Basta con una visita al cementerio judío de Varsovia. Un predio vastísimo, doscientas cincuenta mil tumbas, en un estado de abandono absoluto, como si el tiempo se hubiese detenido allí por 1943.

Desde aquel entonces, aquellas miles de tumbas quedaron sin nadie que las visite. Las generaciones que los sucedieron fueron suprimidas en pocos años por los nazis, la mayoría de ellos deportados y gaseados en Treblinka y otros campos de la muerte. El resto, no pudieron soportar las espantosas condiciones imperantes en el gueto erigido en la ciudad.

Como dice Tzvetan Todorov, el exterminio de los judíos tuvo ese efecto suplementario: el de dar muerte por segunda vez a los muertos anteriores, los del siglo XIX; desde ese momento no había ya más memoria que pudieran habitar.

¿Cómo hacer para combatir entonces el negacionismo?
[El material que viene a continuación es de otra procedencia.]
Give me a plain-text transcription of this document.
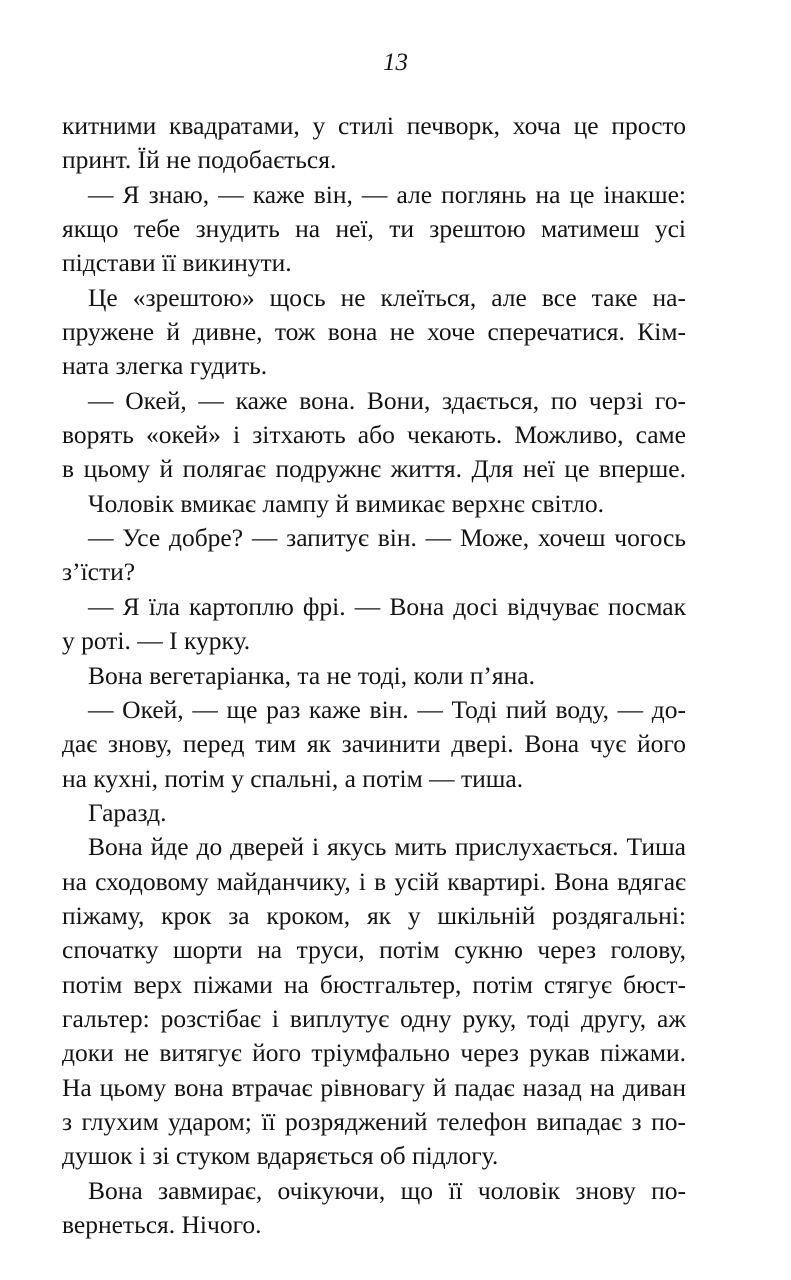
13
китними квадратами, у стилі печворк, хоча це просто
принт. Їй не подобається.
— Я знаю, — каже він, — але поглянь на це інакше:
якщо тебе знудить на неї, ти зрештою матимеш усі
підстави її викинути.
Це «зрештою» щось не клеїться, але все таке на-
пружене й дивне, тож вона не хоче сперечатися. Кім-
ната злегка гудить.
— Окей, — каже вона. Вони, здається, по черзі го-
ворять «окей» і зітхають або чекають. Можливо, саме
в цьому й полягає подружнє життя. Для неї це вперше.
Чоловік вмикає лампу й вимикає верхнє світло.
— Усе добре? — запитує він. — Може, хочеш чогось
з’їсти?
— Я їла картоплю фрі. — Вона досі відчуває посмак
у роті. — І курку.
Вона вегетаріанка, та не тоді, коли п’яна.
— Окей, — ще раз каже він. — Тоді пий воду, — до-
дає знову, перед тим як зачинити двері. Вона чує його
на кухні, потім у спальні, а потім — тиша.
Гаразд.
Вона йде до дверей і якусь мить прислухається. Тиша
на сходовому майданчику, і в усій квартирі. Вона вдягає
піжаму, крок за кроком, як у шкільній роздягальні:
спочатку шорти на труси, потім сукню через голову,
потім верх піжами на бюстгальтер, потім стягує бюст-
гальтер: розстібає і виплутує одну руку, тоді другу, аж
доки не витягує його тріумфально через рукав піжами.
На цьому вона втрачає рівновагу й падає назад на диван
з глухим ударом; її розряджений телефон випадає з по-
душок і зі стуком вдаряється об підлогу.
Вона завмирає, очікуючи, що її чоловік знову по-
вернеться. Нічого.
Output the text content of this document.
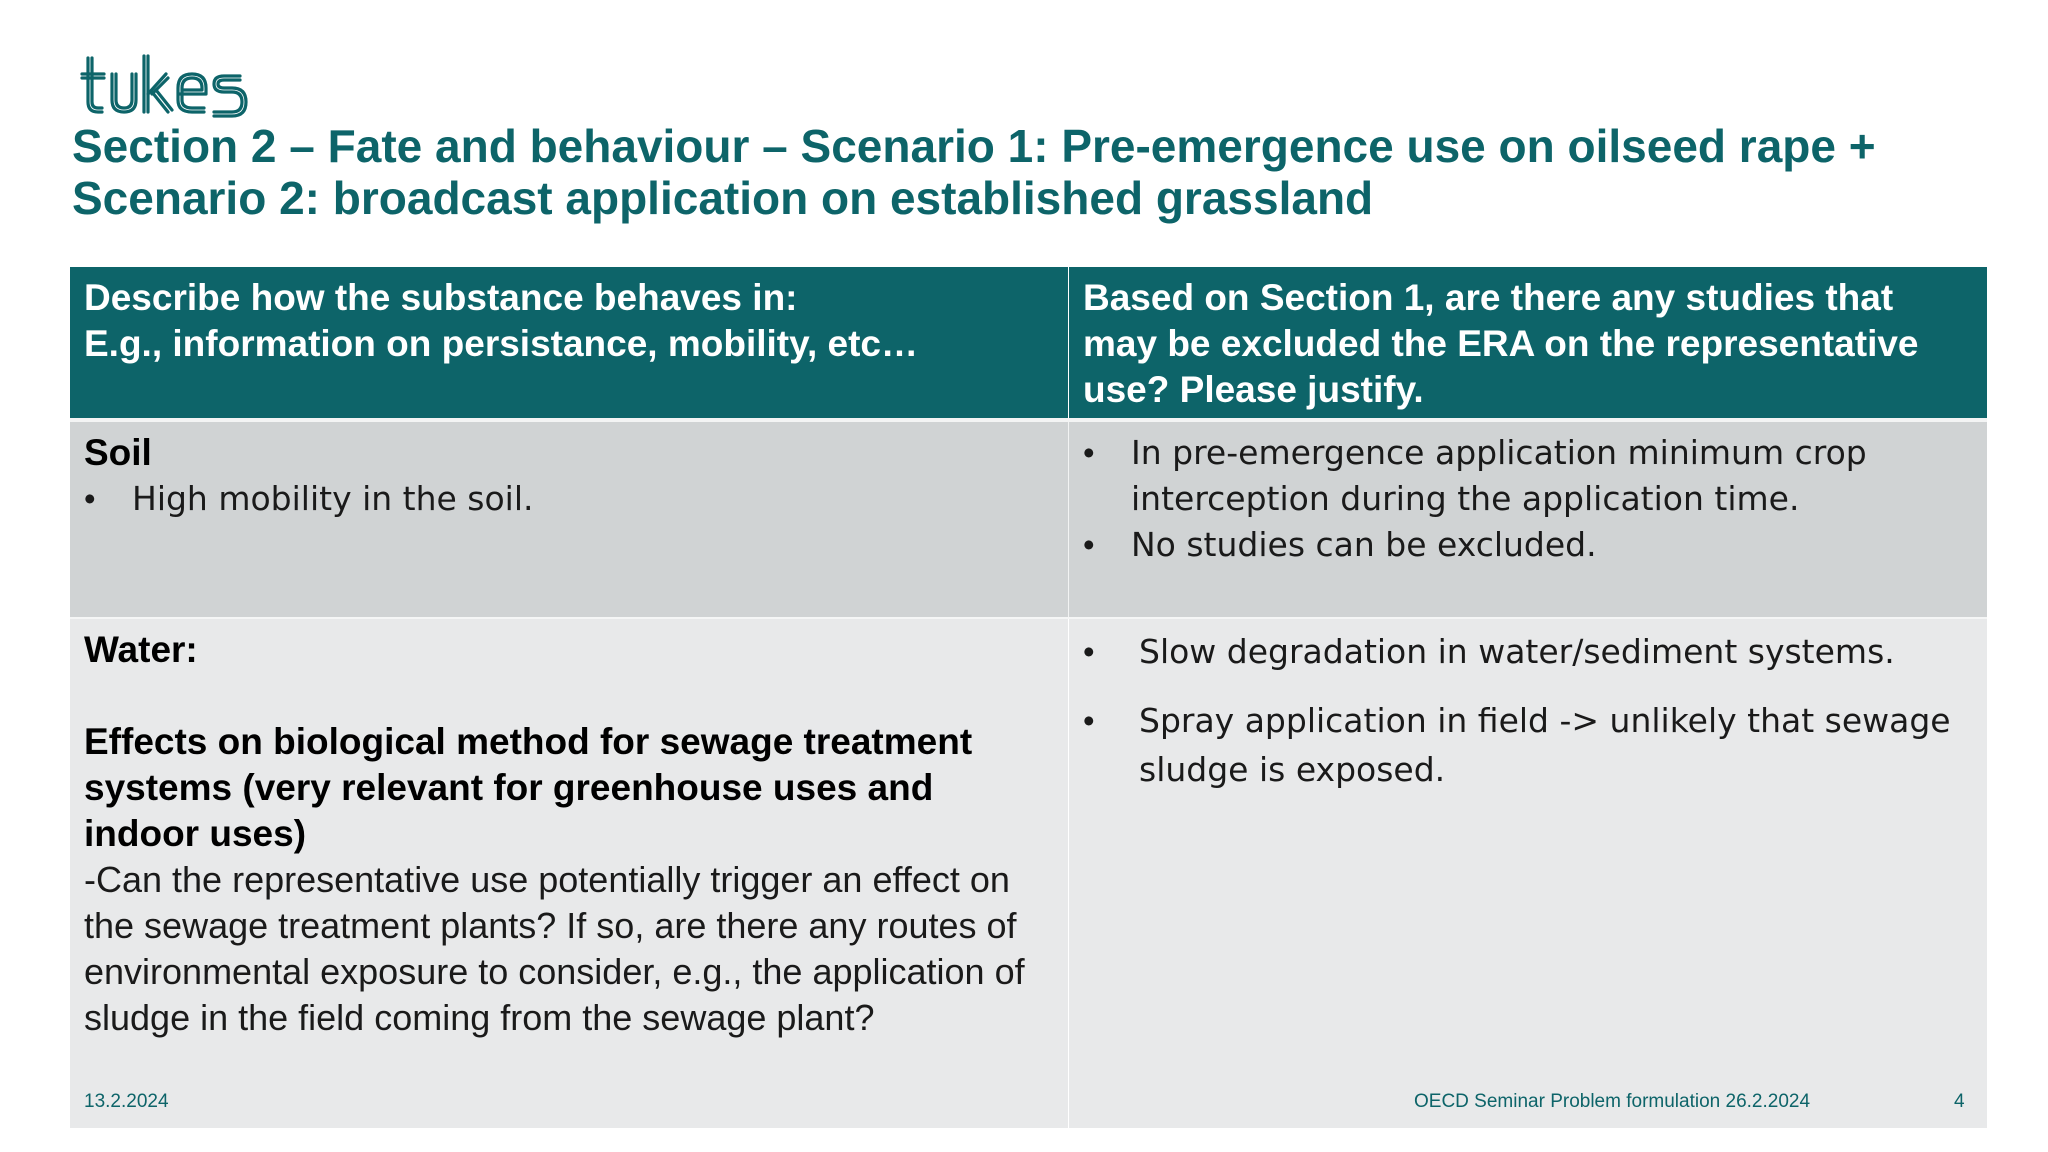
Section 2 – Fate and behaviour – Scenario 1: Pre-emergence use on oilseed rape +
Scenario 2: broadcast application on established grassland
Describe how the substance behaves in:
E.g., information on persistance, mobility, etc…
Based on Section 1, are there any studies that may be excluded the ERA on the representative use? Please justify.
Soil
• High mobility in the soil.
• In pre-emergence application minimum crop interception during the application time.
• No studies can be excluded.
Water:
Effects on biological method for sewage treatment systems (very relevant for greenhouse uses and indoor uses)
-Can the representative use potentially trigger an effect on the sewage treatment plants? If so, are there any routes of environmental exposure to consider, e.g., the application of sludge in the field coming from the sewage plant?
• Slow degradation in water/sediment systems.
• Spray application in field -> unlikely that sewage sludge is exposed.
13.2.2024	OECD Seminar Problem formulation 26.2.2024	4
Creo firmemente que la mejor herramienta de que disponemos en el marco de un Estado Constitucional de Derecho, es la educación. Concientizar a directivos y docentes de todos los niveles acerca de la importancia que la Shoá trasunta, no sólo para preservar la memoria de lo acontecido y honrar a sus víctimas y mártires, sino además como un poderoso símbolo de hasta dónde puede llegar el hombre en el marco de Estados totalitarios, y porqué entonces es tan importante defender las libertades propias del Estado democrático.

Cuanta mayor información incluyamos en nuestros programas de estudio, especialmente a nivel secundario y universitario; cuanta mayor difusión alcancen las investigaciones históricas y de todas las ciencias sociales en torno a la Shoá, cuanto más se publiquen y difundan las historias de los sobrevivientes y su unánime mensaje (“que el mundo sepa”), en fin, cuanto más alertados e ilustrados estén nuestros ciudadanos y ciudadanas (en especial las nuevas generaciones) acerca de la verdad histórica de lo que fue el nazismo y su producto más perverso, la Shoá, menor va a ser el alcance del negacionismo, que quedará reducido a espacios comunicacionales condenados al patetismo y a la intrascendencia. De ahí, la importancia de este proyecto al que aludía al comienzo, del cual me siento profundamente honrado en colaborar.

En definitiva, está claro que el progreso de la humanidad, el evitar que Auschwitz se repita, sólo podrá lograrse preservando la memoria de lo acontecido. Extrayendo las enseñanzas del pasado. Honrando a las víctimas.

Todo ello, el exacto opuesto de los discursos negacionistas.

(*) Juez federal, profesor de Derecho Penal (UBA, UNR), consejero académico del Museo de la Shoá Buenos Aires, premio “Derechos Humanos” 2006, Fundación B’nai B’rith Argentina.